Sentada en la fresca
yerba, concentrada en sus dibujos, de pronto se le aparece junto a ella el
extraño anciano que noches atrás había visto salir de las sombras. Lo reconoció
por el singular bastón. Sin poder moverse, respiró hondo, levantó la mirada y esta
vez pudo ver su rostro de cerca.
-¡Veo que dibujas muy
bien! –exclamó el anciano.
Las palabras del misterioso
señor eran suaves como el viento, contrariamente al aspecto que mostraba. Al
escucharlo, Luna se tranquilizó.
-Gracias –contestó
Luna.
El anciano llevaba un
largo tapado de lino color beige algo viejo y rotoso que lo cubría por completo,
su rostro tenía apenas unos cuantos surcos en la piel signos del paso de los
años. Por su aspecto, Luna podía imaginar que el viejo tendría ochenta años. El
bastón seguía pareciendo particular, pero más misteriosa aún era la hermosa piedra
que llevaba en el mango atada con unas cintas de cuero. La piedra era de un
color morado oscuro brillante y su luz producía un efecto especial sobre Luna.
-¡Qué linda piedra
lleva en su bastón! –exclamó Luna.
-Muchas gracias
jovencita, es una amatista.
El anciano, sujetando
su bastón con firmeza, se acomoda lentamente junto a Luna.
-Es una piedra que
alivia las penas y ayuda a perdonar, pero sobretodo, devuelve la alegría y la
paz al corazón –continuó diciendo el extraño.
¿Cómo sabía el abuelo
por lo que ella estaba pasando? ¿Era tan evidente la expresión de su rostro
como para que el anciano le dijera esas palabras? Luna quería salir corriendo de
allí.
-No temas Luna, he
venido a ayudarte.
-¿Quién eres? –le
preguntó Luna.
-Pon tus manos sobre la
piedra y cierra tus ojos, no los abras, -enfatizó el anciano- así podrás saber
quién soy.
Luna obediente hizo lo
que le anciano le dijo, agarró la bella amatista con ambas manos, cerró sus
grandes ojos verdes y miles de luces multicolores empezaron a invadir su mente.

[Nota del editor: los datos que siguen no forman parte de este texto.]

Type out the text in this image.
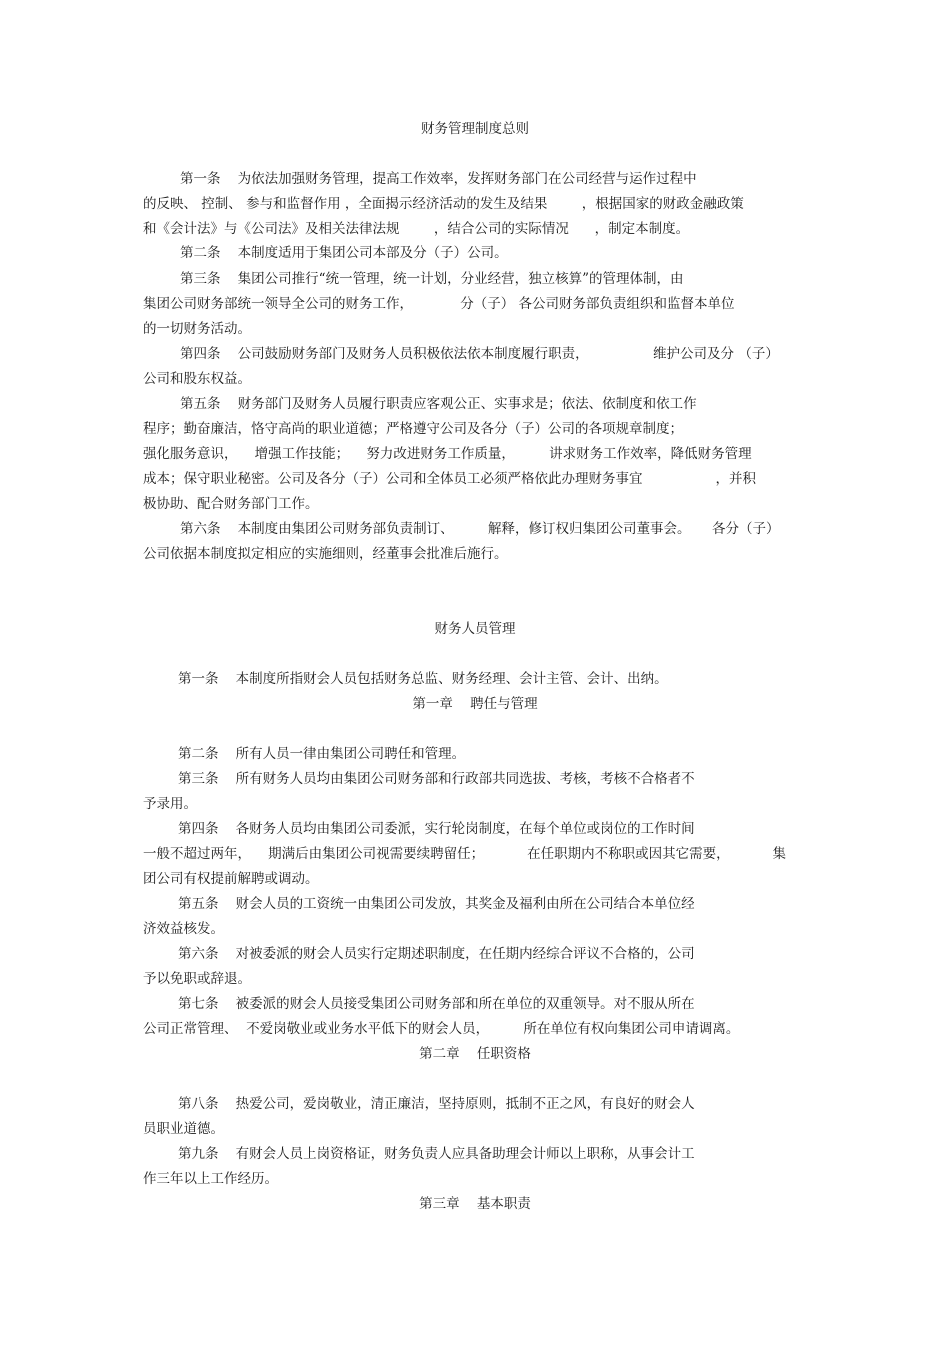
财务管理制度总则
第一条    为依法加强财务管理，提高工作效率，发挥财务部门在公司经营与运作过程中
的反映、 控制、 参与和监督作用 ，全面揭示经济活动的发生及结果        ，根据国家的财政金融政策
和《会计法》与《公司法》及相关法律法规        ，结合公司的实际情况      ，制定本制度。
第二条    本制度适用于集团公司本部及分（子）公司。
第三条    集团公司推行“统一管理，统一计划，分业经营，独立核算”的管理体制，由
集团公司财务部统一领导全公司的财务工作，           分（子） 各公司财务部负责组织和监督本单位
的一切财务活动。
第四条    公司鼓励财务部门及财务人员积极依法依本制度履行职责，               维护公司及分 （子）
公司和股东权益。
第五条    财务部门及财务人员履行职责应客观公正、实事求是；依法、依制度和依工作
程序；勤奋廉洁，恪守高尚的职业道德；严格遵守公司及各分（子）公司的各项规章制度；
强化服务意识，    增强工作技能；    努力改进财务工作质量，        讲求财务工作效率，降低财务管理
成本；保守职业秘密。公司及各分（子）公司和全体员工必须严格依此办理财务事宜                 ，并积
极协助、配合财务部门工作。
第六条    本制度由集团公司财务部负责制订、        解释，修订权归集团公司董事会。     各分（子）
公司依据本制度拟定相应的实施细则，经董事会批准后施行。
财务人员管理
第一条    本制度所指财会人员包括财务总监、财务经理、会计主管、会计、出纳。
第一章    聘任与管理
第二条    所有人员一律由集团公司聘任和管理。
第三条    所有财务人员均由集团公司财务部和行政部共同选拔、考核，考核不合格者不
予录用。
第四条    各财务人员均由集团公司委派，实行轮岗制度，在每个单位或岗位的工作时间
一般不超过两年，    期满后由集团公司视需要续聘留任；          在任职期内不称职或因其它需要，          集
团公司有权提前解聘或调动。
第五条    财会人员的工资统一由集团公司发放，其奖金及福利由所在公司结合本单位经
济效益核发。
第六条    对被委派的财会人员实行定期述职制度，在任期内经综合评议不合格的，公司
予以免职或辞退。
第七条    被委派的财会人员接受集团公司财务部和所在单位的双重领导。对不服从所在
公司正常管理、  不爱岗敬业或业务水平低下的财会人员，        所在单位有权向集团公司申请调离。
第二章    任职资格
第八条    热爱公司，爱岗敬业，清正廉洁，坚持原则，抵制不正之风，有良好的财会人
员职业道德。
第九条    有财会人员上岗资格证，财务负责人应具备助理会计师以上职称，从事会计工
作三年以上工作经历。
第三章    基本职责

Fascinada pudo ver quién era realmente el misterioso anciano, vio mundos jamás
antes vistos y mucho más, sintió elevarse y volar por los cielos como lo hacían
sus amigas las pequeñas avecillas y por último como por arte de magia, la pena que
sentía por sus dos amigos había desaparecido por completo. Retiró las manos de
la piedra y abrió sus ojos. Luna miró por todos lados, el anciano había
desaparecido, ¿habría sido todo un producto de su imaginación? pero no, junto a
ella yacía la preciada amatista. Luna agarró la piedra y corrió rápidamente a su
casa. Al llegar, se dirigió en busca de sus padres, les enseñó la hermosa
amatista y contó detalle por detalle lo que había visto.